AMD Radeon R9 Nano Review: Small But Mighty Fiji Unleashed


Test System and Unigine Heaven v4.0

How We Configured Our Test Systems: We tested the graphics cards in this article on an ASUS X99 Deluxe motherboard powered by an Intel Core i7-5960X octal-core processor and 16GB of Corsair DDR4 RAM. The first thing we did when configuring the test system was enter the system UEFI and set all values to their "high performance" default settings and disable any integrated peripherals that wouldn't be put to use. The memory's X.M.P. profile was enabled to ensure optimal memory performance and the solid state drive was then formatted and Windows 10 Professional x64 was installed. When the installation was complete, we fully updated the OS and installed all of the drivers, games, and benchmark tools necessary to complete our tests.

HotHardware's Test System
Intel Core i7 Powered
Hardware Used:
Intel Core i7-5960X
(3GHz, Octa-Core)
Asus X99 Deluxe
(Intel X99 Chipset)

Radeon R9 Nano
Radeon R9 390
Radeon R9 Fury
Radeon R9 Fury X
GeForce GTX 970 mini
GeForce GTX 980 Ti

16GB Corsair DDR4-2133
OCZ Vertex 4
Integrated Audio
Integrated Network
Relevant Software:
Windows 10 Pro x64
AMD Catalyst v15.20 Beta
NVIDIA GeForce Drivers v355.82

Benchmarks Used:
Unigine Heaven v4
3DMark "Fire Strike"
Thief
MIddle-Earth: Shadow Of Mordor
Metro Last Light Redux
GTA V
FRAPS

Unigine Heaven v4.0 Benchmark
Pseudo-DirectX 11 Gaming

Unigine's Heaven Benchmark v4.0 is built around the Unigine game engine.
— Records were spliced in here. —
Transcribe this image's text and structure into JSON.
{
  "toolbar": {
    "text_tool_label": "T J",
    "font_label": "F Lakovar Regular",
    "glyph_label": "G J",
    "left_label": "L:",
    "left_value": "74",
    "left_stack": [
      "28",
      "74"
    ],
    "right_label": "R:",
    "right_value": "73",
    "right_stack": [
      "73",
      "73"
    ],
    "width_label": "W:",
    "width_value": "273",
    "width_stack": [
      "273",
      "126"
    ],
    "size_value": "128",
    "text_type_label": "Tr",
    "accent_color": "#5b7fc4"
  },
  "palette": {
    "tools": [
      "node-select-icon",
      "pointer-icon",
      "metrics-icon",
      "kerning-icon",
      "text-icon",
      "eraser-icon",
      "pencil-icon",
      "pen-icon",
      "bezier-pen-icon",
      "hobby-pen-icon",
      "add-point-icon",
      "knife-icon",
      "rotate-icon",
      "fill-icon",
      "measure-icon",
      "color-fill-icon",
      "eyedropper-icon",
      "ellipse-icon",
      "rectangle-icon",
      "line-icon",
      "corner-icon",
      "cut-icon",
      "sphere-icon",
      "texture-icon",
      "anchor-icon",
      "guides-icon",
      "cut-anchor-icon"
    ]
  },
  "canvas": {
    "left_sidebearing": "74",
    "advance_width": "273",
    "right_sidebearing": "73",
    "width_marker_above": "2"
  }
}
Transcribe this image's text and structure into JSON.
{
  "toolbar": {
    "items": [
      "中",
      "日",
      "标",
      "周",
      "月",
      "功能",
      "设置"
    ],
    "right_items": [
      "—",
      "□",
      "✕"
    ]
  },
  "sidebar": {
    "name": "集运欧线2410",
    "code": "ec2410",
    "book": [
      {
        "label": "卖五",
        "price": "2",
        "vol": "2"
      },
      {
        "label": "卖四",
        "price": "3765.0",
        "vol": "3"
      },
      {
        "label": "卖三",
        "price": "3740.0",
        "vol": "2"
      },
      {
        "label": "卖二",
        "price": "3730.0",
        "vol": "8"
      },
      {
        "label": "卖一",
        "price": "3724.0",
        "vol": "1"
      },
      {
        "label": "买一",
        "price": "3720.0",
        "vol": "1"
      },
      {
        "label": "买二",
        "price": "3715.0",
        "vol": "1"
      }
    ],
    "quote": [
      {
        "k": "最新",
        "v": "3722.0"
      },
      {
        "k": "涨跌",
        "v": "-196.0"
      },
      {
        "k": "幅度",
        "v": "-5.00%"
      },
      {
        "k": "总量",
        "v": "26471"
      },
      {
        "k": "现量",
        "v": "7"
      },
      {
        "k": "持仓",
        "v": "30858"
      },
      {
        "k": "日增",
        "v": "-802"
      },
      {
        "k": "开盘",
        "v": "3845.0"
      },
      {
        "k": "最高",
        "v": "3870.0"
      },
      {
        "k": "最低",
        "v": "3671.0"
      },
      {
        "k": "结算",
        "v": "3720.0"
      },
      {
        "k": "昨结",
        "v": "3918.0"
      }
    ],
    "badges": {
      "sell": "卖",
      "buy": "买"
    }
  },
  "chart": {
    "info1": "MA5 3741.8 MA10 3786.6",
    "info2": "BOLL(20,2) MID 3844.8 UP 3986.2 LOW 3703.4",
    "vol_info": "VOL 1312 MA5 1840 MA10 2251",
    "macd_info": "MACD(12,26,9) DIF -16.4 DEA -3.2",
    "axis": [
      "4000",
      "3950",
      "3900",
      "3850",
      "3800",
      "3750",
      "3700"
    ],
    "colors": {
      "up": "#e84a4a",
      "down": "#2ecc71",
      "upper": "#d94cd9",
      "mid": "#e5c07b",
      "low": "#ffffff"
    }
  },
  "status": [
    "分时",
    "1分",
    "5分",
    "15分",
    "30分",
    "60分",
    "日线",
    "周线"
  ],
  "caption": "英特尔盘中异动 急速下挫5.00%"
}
Unigine is a cross-platform, real-time 3D engine, with support for DirectX 9, DirectX 10, DirectX 11 and OpenGL. The Heaven benchmark--when run in DX11 mode--also makes comprehensive use of tessellation technology and advanced SSAO (screen-space ambient occlusion). It also features volumetric cumulonimbus clouds generated by a physically accurate algorithm and a dynamic sky with light scattering.


Unigine Heaven

h1

h2

The AMD Radeon R9 Nano finished just behind the Radeon R9 Fury here, but well ahead of the R9 390 or similarly-sized GeForce GTX 970 mini (the Asus GeForce GTX 970 Direct-CU mini to be exact).  Though its specifications looks most similar to the Fury X, the Nano's power-friendly profile doesn't allow the card to run at full-tilt all of the time, hence its somewhat lower--but still pretty darn good--performance.